By: Jeffrey Evans Stake
For decades, the Law School Admission Test has played a key role in
the admissions process at many law schools. Pressures from the
rankings published by U.S. News & World Report
(“USNAWR”) have increased its importance in recent years, to the
point that few schools deny admission to many students with LSAT
scores above the school median. The emphasis on LSAT in admissions
has narrowed the range of LSATs at many schools. This
stratification could have negative effects on the law school
experience for students and may have already decreased the number
of minority students admitted. The future looks worse.
Now that schools have nearly maximized their LSATs for a good
portion of the class, they will turn their attentions to the
undergraduate grade point average (“UGPA”). If schools maximize
both the UGPA and the LSAT, there will be fewer minorities, and
especially fewer blacks, at the law schools ranked in the top half
of the USNAWR rankings. This Article predicts that minority and
black representation in law schools will diminish unless something
is done to reverse the forces currently in play.

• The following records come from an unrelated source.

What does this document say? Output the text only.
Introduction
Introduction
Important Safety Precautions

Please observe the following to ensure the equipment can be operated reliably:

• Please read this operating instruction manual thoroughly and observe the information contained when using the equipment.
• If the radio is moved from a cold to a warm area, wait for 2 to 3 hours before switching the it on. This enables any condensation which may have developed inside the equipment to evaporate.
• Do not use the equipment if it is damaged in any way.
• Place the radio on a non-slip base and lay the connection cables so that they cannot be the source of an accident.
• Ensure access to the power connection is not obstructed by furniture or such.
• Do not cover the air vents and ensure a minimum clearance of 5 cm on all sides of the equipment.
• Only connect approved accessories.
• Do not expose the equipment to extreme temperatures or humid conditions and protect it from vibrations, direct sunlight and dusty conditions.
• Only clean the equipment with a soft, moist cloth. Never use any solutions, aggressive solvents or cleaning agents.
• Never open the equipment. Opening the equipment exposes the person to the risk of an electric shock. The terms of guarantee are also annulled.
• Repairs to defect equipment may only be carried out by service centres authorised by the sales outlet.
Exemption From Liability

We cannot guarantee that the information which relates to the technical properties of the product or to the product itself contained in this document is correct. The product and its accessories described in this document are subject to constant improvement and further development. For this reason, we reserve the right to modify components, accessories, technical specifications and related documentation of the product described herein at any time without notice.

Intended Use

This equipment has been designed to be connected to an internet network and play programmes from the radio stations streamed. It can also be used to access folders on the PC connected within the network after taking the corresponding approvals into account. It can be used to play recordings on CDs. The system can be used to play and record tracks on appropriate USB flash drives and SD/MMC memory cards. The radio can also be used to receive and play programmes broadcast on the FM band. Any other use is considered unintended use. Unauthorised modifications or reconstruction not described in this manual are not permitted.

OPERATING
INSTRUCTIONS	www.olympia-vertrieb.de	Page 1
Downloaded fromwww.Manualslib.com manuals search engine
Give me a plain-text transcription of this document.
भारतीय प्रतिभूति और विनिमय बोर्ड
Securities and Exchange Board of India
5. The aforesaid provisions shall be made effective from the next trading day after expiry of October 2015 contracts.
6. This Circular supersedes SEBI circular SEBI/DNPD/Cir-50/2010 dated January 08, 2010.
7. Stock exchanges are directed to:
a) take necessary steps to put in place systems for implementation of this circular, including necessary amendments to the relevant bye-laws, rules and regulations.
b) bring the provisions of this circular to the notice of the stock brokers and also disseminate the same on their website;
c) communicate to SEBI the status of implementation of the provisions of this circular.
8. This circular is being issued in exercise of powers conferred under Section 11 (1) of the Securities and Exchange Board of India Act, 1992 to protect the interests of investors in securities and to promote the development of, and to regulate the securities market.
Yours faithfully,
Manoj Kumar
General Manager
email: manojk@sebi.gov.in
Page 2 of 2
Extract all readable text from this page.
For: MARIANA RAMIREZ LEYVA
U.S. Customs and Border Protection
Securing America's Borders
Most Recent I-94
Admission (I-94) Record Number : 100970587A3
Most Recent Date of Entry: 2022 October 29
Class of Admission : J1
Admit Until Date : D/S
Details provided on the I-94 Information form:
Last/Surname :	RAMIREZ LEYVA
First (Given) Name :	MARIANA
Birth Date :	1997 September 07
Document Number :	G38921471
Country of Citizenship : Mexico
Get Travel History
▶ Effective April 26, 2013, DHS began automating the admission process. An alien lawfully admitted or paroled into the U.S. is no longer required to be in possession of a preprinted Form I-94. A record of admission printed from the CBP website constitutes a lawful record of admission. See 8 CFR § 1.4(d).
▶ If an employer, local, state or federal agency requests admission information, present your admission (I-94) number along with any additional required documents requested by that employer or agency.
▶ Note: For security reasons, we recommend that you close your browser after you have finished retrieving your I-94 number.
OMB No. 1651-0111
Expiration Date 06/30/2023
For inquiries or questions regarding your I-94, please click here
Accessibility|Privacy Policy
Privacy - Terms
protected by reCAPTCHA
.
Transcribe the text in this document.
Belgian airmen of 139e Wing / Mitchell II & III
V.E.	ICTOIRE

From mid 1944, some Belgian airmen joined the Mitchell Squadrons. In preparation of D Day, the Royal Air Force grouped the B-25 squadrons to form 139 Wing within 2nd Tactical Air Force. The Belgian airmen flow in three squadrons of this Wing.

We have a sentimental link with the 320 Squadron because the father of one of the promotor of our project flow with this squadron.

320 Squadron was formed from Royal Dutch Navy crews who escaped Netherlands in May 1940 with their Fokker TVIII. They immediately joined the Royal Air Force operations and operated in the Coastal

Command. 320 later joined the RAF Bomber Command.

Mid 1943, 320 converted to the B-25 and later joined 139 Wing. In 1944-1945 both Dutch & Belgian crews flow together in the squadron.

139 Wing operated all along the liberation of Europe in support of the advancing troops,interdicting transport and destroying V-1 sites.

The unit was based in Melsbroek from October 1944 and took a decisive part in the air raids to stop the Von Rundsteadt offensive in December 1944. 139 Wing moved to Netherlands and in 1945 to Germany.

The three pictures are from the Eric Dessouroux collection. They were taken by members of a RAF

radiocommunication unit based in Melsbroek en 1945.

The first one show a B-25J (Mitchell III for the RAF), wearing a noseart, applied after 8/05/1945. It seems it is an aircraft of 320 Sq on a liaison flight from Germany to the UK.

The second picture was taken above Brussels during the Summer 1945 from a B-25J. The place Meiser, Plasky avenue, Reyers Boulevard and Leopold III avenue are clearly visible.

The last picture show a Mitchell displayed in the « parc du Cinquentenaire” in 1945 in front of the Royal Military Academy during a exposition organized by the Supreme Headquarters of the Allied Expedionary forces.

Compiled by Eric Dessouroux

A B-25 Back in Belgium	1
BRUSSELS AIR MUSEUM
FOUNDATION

A partial solution
to this admissions problem would be for U.S. News & World
Report to shift its formula from relying on the UGPA and LSAT
medians to the 75th percentiles. Another solution would be for the
LSAC to construct, the ABA to collect, and USNAWR to incorporate,
an index made from the UGPA and LSAT rather than using the
two
criteria separately. Only through using one of these alternatives
can law schools avoid admitting fewer and fewer minorities and
ultimately ending diversity in the legal profession.